Migrating infrastructure off Coolify • Cory Dransfeldt

I've spent a while recently migrating my personal infrastructure off Coolify. Coolify's an excellent tool and one that helped manage the initial learning curve of managing and deploying things when I started to self host things. As I got more comfortable with the process, issues and details I found myself wanting to remove it as an abstraction on top of what I had become comfortable managing.

Thankfully, moving off of Coolify wasn't all that bad.

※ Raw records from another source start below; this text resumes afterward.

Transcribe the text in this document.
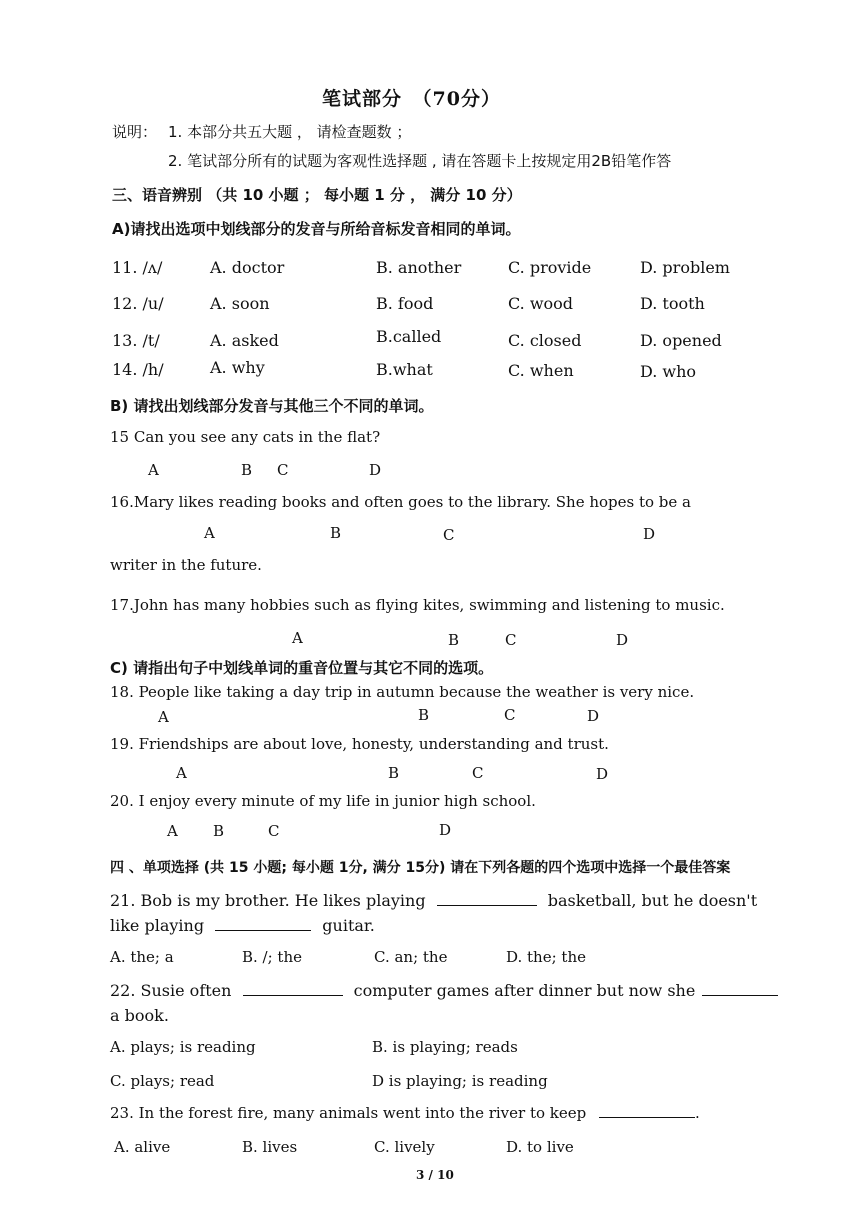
笔试部分　（70分）
说明： 1. 本部分共五大题 ， 请检查题数 ；
2. 笔试部分所有的试题为客观性选择题 , 请在答题卡上按规定用2B铅笔作答
三、语音辨别 （共 10 小题 ； 每小题 1 分 ， 满分 10 分）
A)请找出选项中划线部分的发音与所给音标发音相同的单词。
11. /ʌ/	A. doctor	B. another	C. provide	D. problem
12. /u/	A. soon	B. food	C. wood	D. tooth
13. /t/	A. asked	B.called	C. closed	D. opened
14. /h/	A. why	B.what	C. when	D. who
B) 请找出划线部分发音与其他三个不同的单词。
15 Can you see any cats in the flat?
A	B C	D
16.Mary likes reading books and often goes to the library. She hopes to be a
A	B	C	D
writer in the future.
17.John has many hobbies such as flying kites, swimming and listening to music.
A	B	C	D
C) 请指出句子中划线单词的重音位置与其它不同的选项。
18. People like taking a day trip in autumn because the weather is very nice.
A	B	C	D
19. Friendships are about love, honesty, understanding and trust.
A	B	C	D
20. I enjoy every minute of my life in junior high school.
A B	C	D
四 、单项选择 (共 15 小题; 每小题 1分, 满分 15分) 请在下列各题的四个选项中选择一个最佳答案
21. Bob is my brother. He likes playing	basketball, but he doesn't
like playing	guitar.
A. the; a	B. /; the	C. an; the	D. the; the
22. Susie often	computer games after dinner but now she
a book.
A. plays; is reading	B. is playing; reads
C. plays; read	D is playing; is reading
23. In the forest fire, many animals went into the river to keep	.
A. alive	B. lives	C. lively	D. to live
3 / 10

I inventoried what I was running (docker ps --format '{{.Names}}' | sort).
Authored a consolidated docker-compose.yml for each server I manage that's running Docker (the server hosting this site is not).
Created new volumes to align with those generated by Coolify (this allowed me to simplify names and remove dynamically generated IDs from them).
Copied data to the new volumes.

docker run --rm \
    -v rccw4kock44w0g0kgckkww0o_forgejo-data:/source:ro \
    -v apps-server_forgejo-data:/dest \ alpine sh -c "cp -av /source/. /dest/"

Verified the move with something non-critical (I went with GoatCounter).
Stopped the Docker managed containers.
Brought up the docker-compose.yml managed containers (each container in the compose got a human readable name as well).
Removed the old containers.
Verified and removed the old volumes.
Pruned and cleaned up.

I did this for my primary apps server and followed the same pattern for audiobookshelf, Navidrome and Immich. I now have the files for my infrastructure versioned in git and pushed to my forgejo instance (the structure is ~/infra/HOSTNAME-server).

I'd been deploying a few services using Coolify webhooks — two when changes were pushed to their respective forgejo repos and this site is deployed manually via my Filament dashboard. Replicating this without Coolify was, well, fun. I'd wanted to run adnanh/webhook in a container, but my deploy scripts run docker compose commands. The webhook container, however, is Alpine-based and, well, we don't need to be running Docker in Docker or building a custom image.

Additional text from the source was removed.